Email History

I came across this neat article in WIRED a couple months ago by Stephen Wolfram (the man who brought you Mathematica, WolframAlpha...). In it, Dr Wolfram discusses some of the impressive and mildly obsessive amounts of data about himself that he has kept for over 10 years. It's a fascinating look at how we truly can be statistical beings.

He naturally makes some dandy plots to showcase this information. The first figure in the article, showing the date vs time of day for every email since 1990, really caught my eye and I've wanted to make it ever since.

Alas, I did not have the resources available to the good Dr Wolfram, and have not been able to keep my entire academic email history. GMail promised such a revolution, to "Never Delete Emails", and I have every message sent through that service since late 2005 still online. I am in the process of downloading them all. Until my GMail finishes downloading, I decided to just make the figure with what I had available on my laptop: my academic email for the last year.

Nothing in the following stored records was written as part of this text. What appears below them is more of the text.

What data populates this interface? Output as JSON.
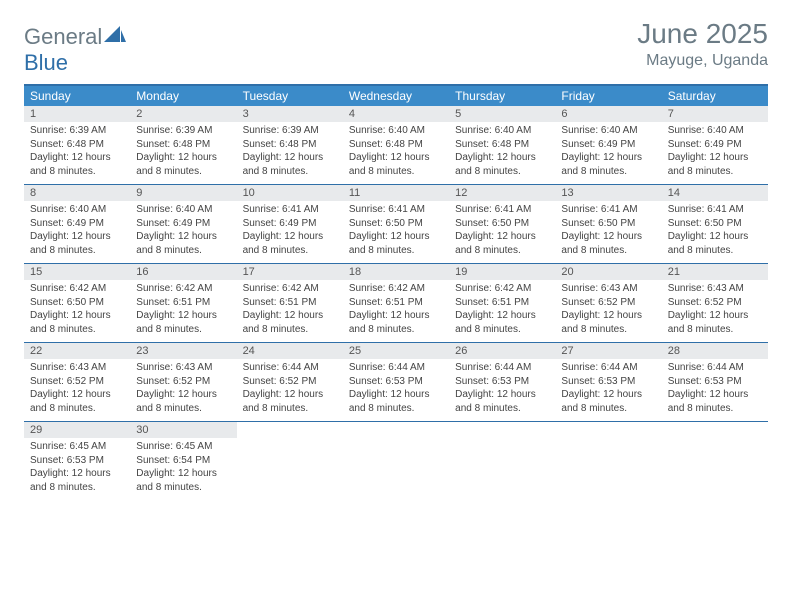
{
  "brand": {
    "partA": "General",
    "partB": "Blue"
  },
  "title": "June 2025",
  "location": "Mayuge, Uganda",
  "colors": {
    "header_bg": "#3b8bc9",
    "rule": "#2f6fa8",
    "daybar_bg": "#e8eaec",
    "text_gray": "#6b7b85"
  },
  "weekdays": [
    "Sunday",
    "Monday",
    "Tuesday",
    "Wednesday",
    "Thursday",
    "Friday",
    "Saturday"
  ],
  "labels": {
    "sunrise": "Sunrise:",
    "sunset": "Sunset:",
    "daylight_prefix": "Daylight:",
    "daylight_value": "12 hours and 8 minutes."
  },
  "days": [
    {
      "n": 1,
      "sr": "6:39 AM",
      "ss": "6:48 PM"
    },
    {
      "n": 2,
      "sr": "6:39 AM",
      "ss": "6:48 PM"
    },
    {
      "n": 3,
      "sr": "6:39 AM",
      "ss": "6:48 PM"
    },
    {
      "n": 4,
      "sr": "6:40 AM",
      "ss": "6:48 PM"
    },
    {
      "n": 5,
      "sr": "6:40 AM",
      "ss": "6:48 PM"
    },
    {
      "n": 6,
      "sr": "6:40 AM",
      "ss": "6:49 PM"
    },
    {
      "n": 7,
      "sr": "6:40 AM",
      "ss": "6:49 PM"
    },
    {
      "n": 8,
      "sr": "6:40 AM",
      "ss": "6:49 PM"
    },
    {
      "n": 9,
      "sr": "6:40 AM",
      "ss": "6:49 PM"
    },
    {
      "n": 10,
      "sr": "6:41 AM",
      "ss": "6:49 PM"
    },
    {
      "n": 11,
      "sr": "6:41 AM",
      "ss": "6:50 PM"
    },
    {
      "n": 12,
      "sr": "6:41 AM",
      "ss": "6:50 PM"
    },
    {
      "n": 13,
      "sr": "6:41 AM",
      "ss": "6:50 PM"
    },
    {
      "n": 14,
      "sr": "6:41 AM",
      "ss": "6:50 PM"
    },
    {
      "n": 15,
      "sr": "6:42 AM",
      "ss": "6:50 PM"
    },
    {
      "n": 16,
      "sr": "6:42 AM",
      "ss": "6:51 PM"
    },
    {
      "n": 17,
      "sr": "6:42 AM",
      "ss": "6:51 PM"
    },
    {
      "n": 18,
      "sr": "6:42 AM",
      "ss": "6:51 PM"
    },
    {
      "n": 19,
      "sr": "6:42 AM",
      "ss": "6:51 PM"
    },
    {
      "n": 20,
      "sr": "6:43 AM",
      "ss": "6:52 PM"
    },
    {
      "n": 21,
      "sr": "6:43 AM",
      "ss": "6:52 PM"
    },
    {
      "n": 22,
      "sr": "6:43 AM",
      "ss": "6:52 PM"
    },
    {
      "n": 23,
      "sr": "6:43 AM",
      "ss": "6:52 PM"
    },
    {
      "n": 24,
      "sr": "6:44 AM",
      "ss": "6:52 PM"
    },
    {
      "n": 25,
      "sr": "6:44 AM",
      "ss": "6:53 PM"
    },
    {
      "n": 26,
      "sr": "6:44 AM",
      "ss": "6:53 PM"
    },
    {
      "n": 27,
      "sr": "6:44 AM",
      "ss": "6:53 PM"
    },
    {
      "n": 28,
      "sr": "6:44 AM",
      "ss": "6:53 PM"
    },
    {
      "n": 29,
      "sr": "6:45 AM",
      "ss": "6:53 PM"
    },
    {
      "n": 30,
      "sr": "6:45 AM",
      "ss": "6:54 PM"
    }
  ]
}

This is my recreation of that super-neat figure, showing the time of day that I send emails. Even with my limited number of emails, this is a really cool figure! Most of the early AM email spurts are from days when I'm observing. I otherwise appear to be a regular creature of habit, at least with my work email.  Let's dive in just a little further...

Here I very simply show the histogram of how many emails I sent each day of the week. I try to take Saturdays off, and you can literally see the burn-out happening Thursday-Friday.

Here we have the normalized cumulative distribution of emails, showing the running total of emails normalized to 1. Besides the artifact on the first day in 2011, when I first set up the new UW email server on my laptop, the rate of email has been surprisingly constant/linear!

Lastly, here is a histogram of when I send email throughout the day. This highlights my daily routine: Sleep around 1 AM, up at 7-8, lunch around 12:30, dinner at around 7pm (19:00).

My takeaway message: I have been doing a good job of keeping a regular schedule for the past year, something I struggled with at times in college, and is often a problem for graduate students. This last year has been the first time since I was 6 years old that I have not taken classes, and I was justifiably concerned with my ability to keep a regular schedule of waking up early and working. These results are encouraging... now if only I could plot how much actual work I've been able to do as a function of time. That might be a less enjoyable result. In the finest academic tradition, I leave that as an exercise for the reader.